Hannover Medical School, Institute of AudioNeuroTechnology and Department of Experimental Otology of the ENT Clinics, Hannover, Germany; Faculty of Medicine University of Indonesia, Department of Medical Physiology and Biophysics / Medical Technology IMERI, Jakarta, Indonesia.
Hannover Medical School, Institute of AudioNeuroTechnology and Department of Experimental Otology of the ENT Clinics, Hannover, Germany.
Hear Res. 2024 Aug;449:109032. doi: 10.1016/j.heares.2024.109032. Epub 2024 May 17.

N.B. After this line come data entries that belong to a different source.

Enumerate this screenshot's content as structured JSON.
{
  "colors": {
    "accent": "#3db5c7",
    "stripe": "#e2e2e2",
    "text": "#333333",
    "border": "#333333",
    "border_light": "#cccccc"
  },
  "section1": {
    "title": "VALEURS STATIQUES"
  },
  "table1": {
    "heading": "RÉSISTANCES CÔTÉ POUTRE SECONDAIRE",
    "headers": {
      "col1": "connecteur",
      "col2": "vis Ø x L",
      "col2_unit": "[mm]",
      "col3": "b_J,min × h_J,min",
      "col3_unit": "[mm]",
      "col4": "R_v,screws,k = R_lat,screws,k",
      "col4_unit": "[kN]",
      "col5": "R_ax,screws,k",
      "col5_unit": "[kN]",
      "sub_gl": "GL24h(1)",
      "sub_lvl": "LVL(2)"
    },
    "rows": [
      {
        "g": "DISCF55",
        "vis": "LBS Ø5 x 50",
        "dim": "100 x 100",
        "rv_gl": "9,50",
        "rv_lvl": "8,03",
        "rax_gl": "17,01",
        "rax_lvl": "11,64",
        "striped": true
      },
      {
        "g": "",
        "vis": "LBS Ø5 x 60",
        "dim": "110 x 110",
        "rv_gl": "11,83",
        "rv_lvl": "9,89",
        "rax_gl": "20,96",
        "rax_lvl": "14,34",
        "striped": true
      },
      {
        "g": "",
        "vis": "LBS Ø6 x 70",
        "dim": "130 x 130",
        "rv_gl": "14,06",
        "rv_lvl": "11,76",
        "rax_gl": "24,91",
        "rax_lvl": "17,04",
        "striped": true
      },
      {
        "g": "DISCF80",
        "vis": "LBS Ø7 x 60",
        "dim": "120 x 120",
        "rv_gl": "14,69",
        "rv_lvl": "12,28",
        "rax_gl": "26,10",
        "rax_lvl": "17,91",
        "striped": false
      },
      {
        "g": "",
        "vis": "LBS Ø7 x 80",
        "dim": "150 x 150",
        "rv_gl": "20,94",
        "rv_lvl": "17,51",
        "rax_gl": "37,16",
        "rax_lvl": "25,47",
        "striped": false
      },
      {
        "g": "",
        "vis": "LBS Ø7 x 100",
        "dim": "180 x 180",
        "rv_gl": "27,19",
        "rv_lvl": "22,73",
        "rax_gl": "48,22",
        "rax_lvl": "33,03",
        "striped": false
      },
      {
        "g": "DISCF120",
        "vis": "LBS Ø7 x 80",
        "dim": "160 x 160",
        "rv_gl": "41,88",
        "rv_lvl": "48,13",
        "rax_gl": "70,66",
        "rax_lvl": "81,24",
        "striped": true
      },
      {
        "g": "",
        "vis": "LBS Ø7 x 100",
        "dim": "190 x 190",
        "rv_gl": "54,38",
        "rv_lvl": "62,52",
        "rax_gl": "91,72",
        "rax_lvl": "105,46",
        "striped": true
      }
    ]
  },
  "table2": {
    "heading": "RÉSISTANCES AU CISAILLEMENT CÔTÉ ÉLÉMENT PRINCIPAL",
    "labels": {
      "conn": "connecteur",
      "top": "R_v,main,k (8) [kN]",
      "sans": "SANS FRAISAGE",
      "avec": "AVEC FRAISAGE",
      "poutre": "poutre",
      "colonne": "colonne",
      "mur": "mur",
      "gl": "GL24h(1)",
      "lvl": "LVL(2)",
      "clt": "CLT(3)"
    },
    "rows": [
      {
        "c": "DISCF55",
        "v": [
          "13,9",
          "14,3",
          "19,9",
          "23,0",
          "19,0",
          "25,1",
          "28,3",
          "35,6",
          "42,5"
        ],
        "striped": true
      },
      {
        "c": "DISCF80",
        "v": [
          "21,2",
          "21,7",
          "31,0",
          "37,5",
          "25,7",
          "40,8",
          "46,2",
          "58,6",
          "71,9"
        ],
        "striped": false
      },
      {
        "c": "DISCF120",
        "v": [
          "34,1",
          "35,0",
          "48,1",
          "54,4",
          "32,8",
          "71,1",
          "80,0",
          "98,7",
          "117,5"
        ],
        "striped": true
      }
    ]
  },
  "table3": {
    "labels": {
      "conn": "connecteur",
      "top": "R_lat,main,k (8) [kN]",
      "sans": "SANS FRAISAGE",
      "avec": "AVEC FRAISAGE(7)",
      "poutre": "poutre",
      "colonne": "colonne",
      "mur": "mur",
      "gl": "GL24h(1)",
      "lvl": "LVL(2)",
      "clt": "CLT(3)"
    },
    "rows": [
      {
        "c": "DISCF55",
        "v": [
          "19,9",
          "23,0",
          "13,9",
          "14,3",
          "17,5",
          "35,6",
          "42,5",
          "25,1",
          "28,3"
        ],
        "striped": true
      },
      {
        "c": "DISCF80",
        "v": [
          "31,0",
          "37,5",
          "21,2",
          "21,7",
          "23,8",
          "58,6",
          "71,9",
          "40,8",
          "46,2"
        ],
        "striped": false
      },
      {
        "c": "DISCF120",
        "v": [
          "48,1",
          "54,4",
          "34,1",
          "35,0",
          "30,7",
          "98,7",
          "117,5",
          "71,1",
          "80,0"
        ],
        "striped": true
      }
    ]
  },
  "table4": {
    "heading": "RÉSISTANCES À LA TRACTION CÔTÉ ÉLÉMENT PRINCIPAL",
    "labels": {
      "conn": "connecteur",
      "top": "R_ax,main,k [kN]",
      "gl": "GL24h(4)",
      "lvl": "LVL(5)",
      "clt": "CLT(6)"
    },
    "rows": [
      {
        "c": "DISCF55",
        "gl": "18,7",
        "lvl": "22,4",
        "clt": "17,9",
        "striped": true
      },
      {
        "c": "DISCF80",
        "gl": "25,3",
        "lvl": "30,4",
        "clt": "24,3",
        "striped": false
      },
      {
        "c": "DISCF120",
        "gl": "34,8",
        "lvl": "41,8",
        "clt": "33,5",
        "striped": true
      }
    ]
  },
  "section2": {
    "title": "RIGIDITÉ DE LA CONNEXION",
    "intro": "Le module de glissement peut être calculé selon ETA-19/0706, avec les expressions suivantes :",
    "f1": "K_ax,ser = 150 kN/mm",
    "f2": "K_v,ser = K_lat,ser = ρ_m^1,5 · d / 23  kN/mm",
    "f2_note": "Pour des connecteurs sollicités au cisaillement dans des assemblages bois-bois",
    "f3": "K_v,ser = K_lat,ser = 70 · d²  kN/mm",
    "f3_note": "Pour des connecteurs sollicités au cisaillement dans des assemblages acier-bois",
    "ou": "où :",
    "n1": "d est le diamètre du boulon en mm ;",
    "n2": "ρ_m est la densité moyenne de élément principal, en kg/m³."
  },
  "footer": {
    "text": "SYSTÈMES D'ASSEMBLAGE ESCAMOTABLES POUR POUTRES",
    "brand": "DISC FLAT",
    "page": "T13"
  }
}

Neurons within a neuronal network can be grouped by bottom-up and top-down influences using synchrony in neuronal oscillations. This creates the representation of perceptual objects from sensory features. Oscillatory activity can be differentiated into stimulus-phase-locked (evoked) and non-phase-locked (induced). The former is mainly determined by sensory input, the latter by higher-level (cortical) processing. Effects of auditory deprivation on cortical oscillations have been studied in congenitally deaf cats (CDCs) using cochlear implant (CI) stimulation. CI-induced alpha, beta, and gamma activity were compromised in the auditory cortex of CDCs. Furthermore, top-down information flow between secondary and primary auditory areas in hearing cats, conveyed by induced alpha oscillations, was lost in CDCs. Here we used the matching pursuit algorithm to assess components of such oscillatory activity in local field potentials recorded in primary field A1. Additionally to the loss of induced alpha oscillations, we also found a loss of evoked theta activity in CDCs. The loss of theta and alpha activity in CDCs can be directly related to reduced high-frequency (gamma-band) activity due to cross-frequency coupling. Here we quantified such cross-frequency coupling in adult 1) hearing-experienced, acoustically stimulated cats (aHCs), 2) hearing-experienced cats following acute pharmacological deafening and subsequent CIs, thus in electrically stimulated cats (eHCs), and 3) electrically stimulated CDCs. We found significant cross-frequency coupling in all animal groups in > 70% of auditory-responsive sites. The predominant coupling in aHCs and eHCs was between theta/alpha phase and gamma power. In CDCs such coupling was lost and replaced by alpha oscillations coupling to delta/theta phase. Thus, alpha/theta oscillations synchronize high-frequency gamma activity only in hearing-experienced cats. The absence of induced alpha and theta oscillations contributes to the loss of induced gamma power in CDCs, thereby signifying impaired local network activity.
神经元网络中的神经元可以通过神经元振荡的同步性,根据自上而下和自下而上的影响进行分组。这就从感觉特征中创建了感知对象的表示。振荡活动可以分为刺激相位锁定(诱发)和非相位锁定(诱导)。前者主要由感觉输入决定,后者由更高层次(皮质)处理决定。使用人工耳蜗(CI)刺激研究了先天性耳聋猫(CDC)中听觉剥夺对皮质振荡的影响。在 CDC 的听觉皮层中,CI 诱导的 alpha、beta 和 gamma 活动受损。此外,在听力猫中,由诱导 alpha 振荡传递的次级和初级听觉区域之间的自上而下信息流在 CDC 中丢失。在这里,我们使用匹配追踪算法来评估初级场 A1 中记录的局部场电位的这种振荡活动的成分。除了诱导 alpha 振荡的丢失之外,我们还发现 CDC 中的诱发 theta 活动也丢失了。CDC 中 theta 和 alpha 活动的丢失可以直接与由于交叉频率耦合导致的高频(gamma 波段)活动减少相关。在这里,我们在成年 1)有听觉经验、声学刺激的猫(aHCs),2)有听觉经验、急性药理学失聪后和随后的 CI 的猫(eHCs),以及 3)电刺激的 CDC 中量化了这种交叉频率耦合。我们在所有动物组中超过 70%的听觉反应部位都发现了显著的交叉频率耦合。在 aHCs 和 eHCs 中,主要的耦合是 theta/alpha 相位和 gamma 功率之间的耦合。在 CDC 中,这种耦合丢失了,被 alpha 振荡耦合到 delta/theta 相位所取代。因此,只有在有听觉经验的猫中,alpha/theta 振荡才会同步高频 gamma 活动。诱导 alpha 和 theta 振荡的缺失导致 CDC 中诱导 gamma 功率的丢失,从而表明局部网络活动受损。